As the diary ends, a startling revelation about who Elisa was offers a chance for Callie to heal past wounds and spark a new future. But is she brave enough to take it?

This unforgettable story of love, loss and resilience by the author of million-copy Amazon No 1. bestseller, Watch Over Me, is perfect for anyone who loved The Letter, The Tattooist of Auschwitz or The Dressmaker’s Gift.”

My review:

On her twenty-first birthday Callie discovers that she is adopted and has inherited a villa in a remote Italian village from her birth mother. The news both overwhelm and excite her as we soon find out that her adoptive parents died in a tragic accident when she was a child. Inspired by the prospect that she may still have living relations, she embarks on an adventure that will take her to her new home and reveal the family she never knew she had. When she discovers a stack of old handwritten letters from someone called Elisa, she is certain that she is even closer to finding out the truth about her birth parents.

My favourite aspect of this book was most definitely the setting. The gorgeous Montevino is portrayed as a blissful and cozy Italian village with a strong sense of community and a slower pace of life. The author develops this idea beautifully and the eloquent and poetic writing perfectly match the setting.
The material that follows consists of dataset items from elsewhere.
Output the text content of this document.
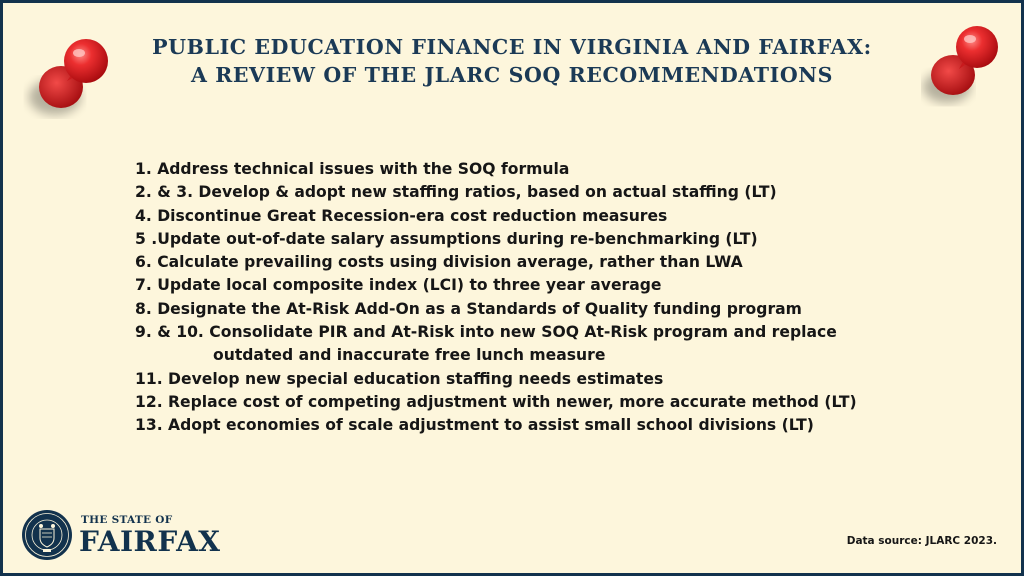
PUBLIC EDUCATION FINANCE IN VIRGINIA AND FAIRFAX:
A REVIEW OF THE JLARC SOQ RECOMMENDATIONS
1. Address technical issues with the SOQ formula
2. & 3. Develop & adopt new staffing ratios, based on actual staffing (LT)
4. Discontinue Great Recession-era cost reduction measures
5 .Update out-of-date salary assumptions during re-benchmarking (LT)
6. Calculate prevailing costs using division average, rather than LWA
7. Update local composite index (LCI) to three year average
8. Designate the At-Risk Add-On as a Standards of Quality funding program
9. & 10. Consolidate PIR and At-Risk into new SOQ At-Risk program and replace
outdated and inaccurate free lunch measure
11. Develop new special education staffing needs estimates
12. Replace cost of competing adjustment with newer, more accurate method (LT)
13. Adopt economies of scale adjustment to assist small school divisions (LT)
THE STATE OF
FAIRFAX	Data source: JLARC 2023.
I was also impressed by her ability to explore complex family relationships, in particular when addressing Elisa and her family which mirrors Callie’s in many ways.

There were several minor characters in this book which stood out for different reasons: Flora for her stubbornness and Elisa for her determination. I could not warm to the male characters and found Callie’s love interest uninteresting but I think that this is ultimately a personal feeling as I don’t always appreciate romance enough in Historical Fiction. However, this minor touch wasn’t enough to sway my original feelings of the book.

The Italian Villa is a literary gem which transports the reader on an adventure and interprets hard hitting topics such as loneliness and family relationships with ease. I devoured it in just two sittings and was left with a feeling of warmth and serenity which stayed with me for a long time. I highly recommend this book to anyone looking to escape to another place and time and join a charming main character on an exciting adventure.

The Italian Villa is out to buy next Monday!

Many thanks to the publisher and Netgalley for providing a free advanced reader’s copy in exchange for my honest review.

10 thoughts on “Book review: The Italian Villa by Daniela Sacerdoti

  1. Ohhh, I love a historical fiction that knows how to transport you into the cities and make you feel like you have already visited there in the past! I usually do them to pick up those centered on WWII for some reason but this one does sound like the setting was more than perfect! Awesome review, Darina. 😀

    Liked by 1 person

    1. I also agree that Historical Fiction has the power to transport you to such a different place and time, I love that about it! The setting of this one definitely made a nice change from the usual WW2 books!